TOKYO (Reuters) - British Trade Minister Liam Fox said on Friday (Sept 1) Britain would not be blackmailed into agreeing on the cost of leaving the European Union and urged Brussels to move negotiations on to discuss Britain's future relationship with the bloc.

The third round of Brexit negotiations, focused on settling the terms of Britain's exit from the EU, ended on Thursday with a warning from Brussels that more work needed to be done before they moved on to discuss future ties.

The British government has been keen to shift talks to a new relationship, seeking to allay business concerns on trade and regulation, but Brussels has demanded progress first on central issues, including how much Britain should pay when it leaves.

Mr Guy Verhofstadt, the European Parliament's Brexit point man, wrote in Britain's Telegraph newspaper that while "it is in the interests of the EU for us to secure a close relationship... we must first agree a methodology for the settling of accounts, secure the rights of EU citizens in the UK and have a frank discussion about the Irish border".

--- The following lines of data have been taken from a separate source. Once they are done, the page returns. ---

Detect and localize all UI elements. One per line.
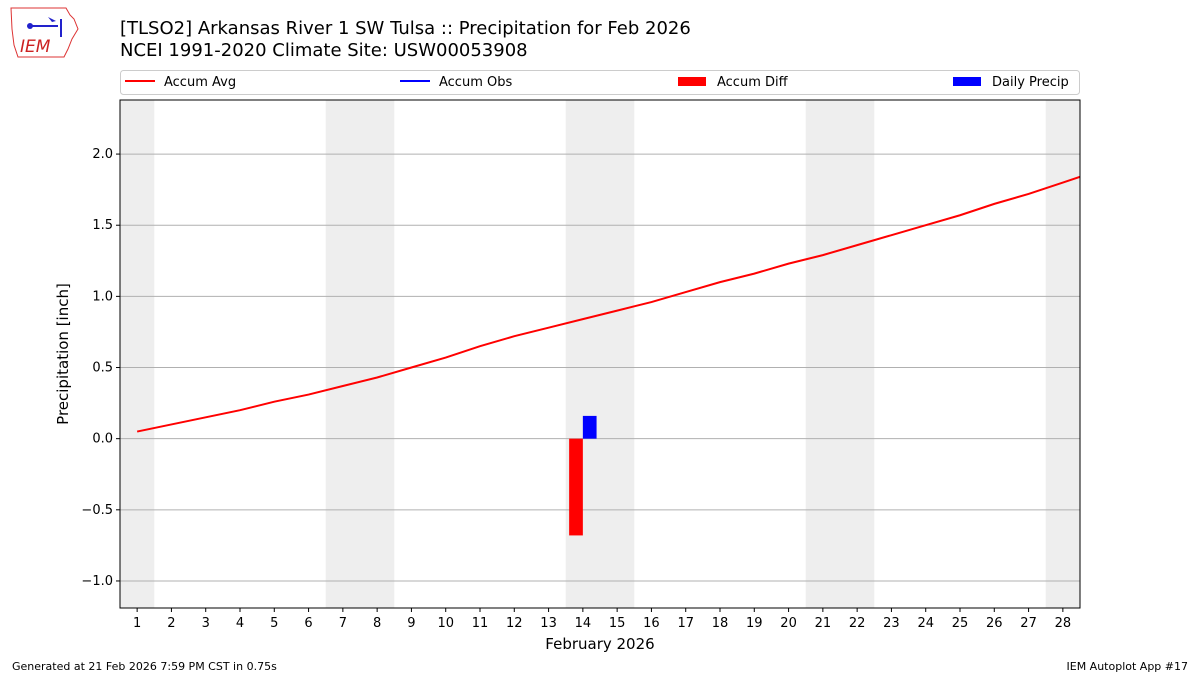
x-tick-label: 1 xyxy=(133,616,141,631)
x-tick-label: 13 xyxy=(540,616,557,631)
legend-label: Accum Diff xyxy=(717,75,789,90)
x-tick-label: 7 xyxy=(339,616,347,631)
x-tick-label: 12 xyxy=(506,616,523,631)
weekend-band xyxy=(1045,100,1080,608)
x-tick-label: 24 xyxy=(917,616,934,631)
y-tick-label: 1.5 xyxy=(92,218,113,233)
x-tick-label: 17 xyxy=(677,616,694,631)
x-tick-label: 10 xyxy=(437,616,454,631)
x-tick-label: 28 xyxy=(1055,616,1072,631)
accum-diff-bar xyxy=(569,438,583,536)
chart-title: [TLSO2] Arkansas River 1 SW Tulsa :: Pre… xyxy=(120,18,691,39)
x-tick-label: 15 xyxy=(609,616,626,631)
legend-label: Accum Obs xyxy=(439,75,512,90)
plot-frame xyxy=(119,99,1081,609)
plot-area xyxy=(120,100,1080,608)
chart-subtitle: NCEI 1991-2020 Climate Site: USW00053908 xyxy=(120,40,528,61)
y-tick-label: 0.5 xyxy=(92,361,113,376)
x-tick-label: 25 xyxy=(952,616,969,631)
legend-label: Daily Precip xyxy=(992,75,1069,90)
x-tick-label: 14 xyxy=(575,616,592,631)
legend-swatch-accum-diff xyxy=(678,77,706,86)
x-tick-label: 2 xyxy=(167,616,175,631)
y-tick-label: −0.5 xyxy=(81,503,113,518)
accum-avg-line xyxy=(136,175,1080,433)
x-axis-label: February 2026 xyxy=(545,635,654,653)
y-tick-label: −1.0 xyxy=(81,574,113,589)
x-tick-label: 23 xyxy=(883,616,900,631)
legend-box xyxy=(120,70,1080,95)
x-tick-label: 16 xyxy=(643,616,660,631)
weekend-band xyxy=(360,100,395,608)
y-axis-label: Precipitation [inch] xyxy=(54,283,72,425)
x-tick-label: 20 xyxy=(780,616,797,631)
x-tick-label: 5 xyxy=(270,616,278,631)
generated-timestamp: Generated at 21 Feb 2026 7:59 PM CST in … xyxy=(12,660,277,673)
weekend-band xyxy=(805,100,840,608)
logo-text: IEM xyxy=(20,37,51,57)
app-label: IEM Autoplot App #17 xyxy=(1066,660,1189,673)
x-tick-label: 27 xyxy=(1020,616,1037,631)
iem-logo: IEM xyxy=(8,5,80,59)
x-tick-label: 9 xyxy=(407,616,415,631)
y-tick-label: 1.0 xyxy=(92,289,113,304)
x-tick-label: 8 xyxy=(373,616,381,631)
y-tick-label: 0.0 xyxy=(92,432,113,447)
weekend-band xyxy=(120,100,155,608)
weekend-band xyxy=(325,100,360,608)
x-tick-label: 3 xyxy=(202,616,210,631)
daily-precip-bar xyxy=(582,415,597,439)
weekend-band xyxy=(840,100,875,608)
x-tick-label: 19 xyxy=(746,616,763,631)
legend-label: Accum Avg xyxy=(164,75,236,90)
x-tick-label: 18 xyxy=(712,616,729,631)
x-tick-label: 21 xyxy=(815,616,832,631)
y-tick-label: 2.0 xyxy=(92,147,113,162)
x-tick-label: 11 xyxy=(472,616,489,631)
legend-swatch-daily-precip xyxy=(953,77,981,86)
weekend-band xyxy=(600,100,635,608)
x-tick-label: 4 xyxy=(236,616,244,631)
x-tick-label: 22 xyxy=(849,616,866,631)
x-tick-label: 26 xyxy=(986,616,1003,631)
x-tick-label: 6 xyxy=(304,616,312,631)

In Japan, with Prime Minister Theresa May, Mr Fox told broadcaster ITV: "We can't be blackmailed into paying a price on the first part."

The Brexit bill is a contentious issue both domestically, where eurosceptics are keen to see as little money paid as possible, and with the EU, which is demanding Britain meets its existing commitments to the bloc.

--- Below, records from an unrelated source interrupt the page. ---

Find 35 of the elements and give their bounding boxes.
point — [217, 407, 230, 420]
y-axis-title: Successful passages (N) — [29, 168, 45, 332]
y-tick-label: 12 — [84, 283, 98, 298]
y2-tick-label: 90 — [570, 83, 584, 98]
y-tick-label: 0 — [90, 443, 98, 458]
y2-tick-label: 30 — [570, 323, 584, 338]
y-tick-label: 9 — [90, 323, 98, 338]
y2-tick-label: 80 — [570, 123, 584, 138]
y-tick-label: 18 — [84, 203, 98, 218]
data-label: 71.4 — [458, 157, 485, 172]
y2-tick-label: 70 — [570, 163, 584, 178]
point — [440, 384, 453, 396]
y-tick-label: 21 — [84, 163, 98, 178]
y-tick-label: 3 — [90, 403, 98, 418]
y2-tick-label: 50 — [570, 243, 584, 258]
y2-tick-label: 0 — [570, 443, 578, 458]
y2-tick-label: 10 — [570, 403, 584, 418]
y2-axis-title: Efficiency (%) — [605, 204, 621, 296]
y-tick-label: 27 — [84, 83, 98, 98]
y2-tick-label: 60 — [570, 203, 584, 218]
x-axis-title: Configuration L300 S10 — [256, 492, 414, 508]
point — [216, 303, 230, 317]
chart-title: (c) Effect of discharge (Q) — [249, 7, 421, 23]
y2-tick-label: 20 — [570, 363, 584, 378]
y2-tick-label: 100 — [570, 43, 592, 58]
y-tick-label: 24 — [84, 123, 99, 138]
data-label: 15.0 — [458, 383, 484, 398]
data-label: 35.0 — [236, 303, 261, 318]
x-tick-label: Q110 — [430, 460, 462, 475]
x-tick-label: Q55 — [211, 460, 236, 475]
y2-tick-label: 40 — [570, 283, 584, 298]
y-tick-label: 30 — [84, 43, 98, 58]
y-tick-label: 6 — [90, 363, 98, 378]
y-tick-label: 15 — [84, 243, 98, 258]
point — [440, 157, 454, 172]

Britain has said it is prepared to meet its international obligations and on Thursday, Brexit Minister David Davis said London was willing to offer more than the bare legal minimum.

Mr Fox said businesses across Europe had told him they were keen to see more detail on what Britain's new relationship with the EU would look like.

"We think we should begin discussions on the final settlement because that's good for business, and it's good for the prosperity both of the British people and of the rest of the people of the European Union," Mr Fox said.

But Mr Verhofstadt said Britain's efforts to press for "a new customs union" and to recreate the EU's structures were "in order to continue to benefit from the best elements of the EU, without it being called the EU".

"This is not serious, fair or even possible given the negotiating time remaining."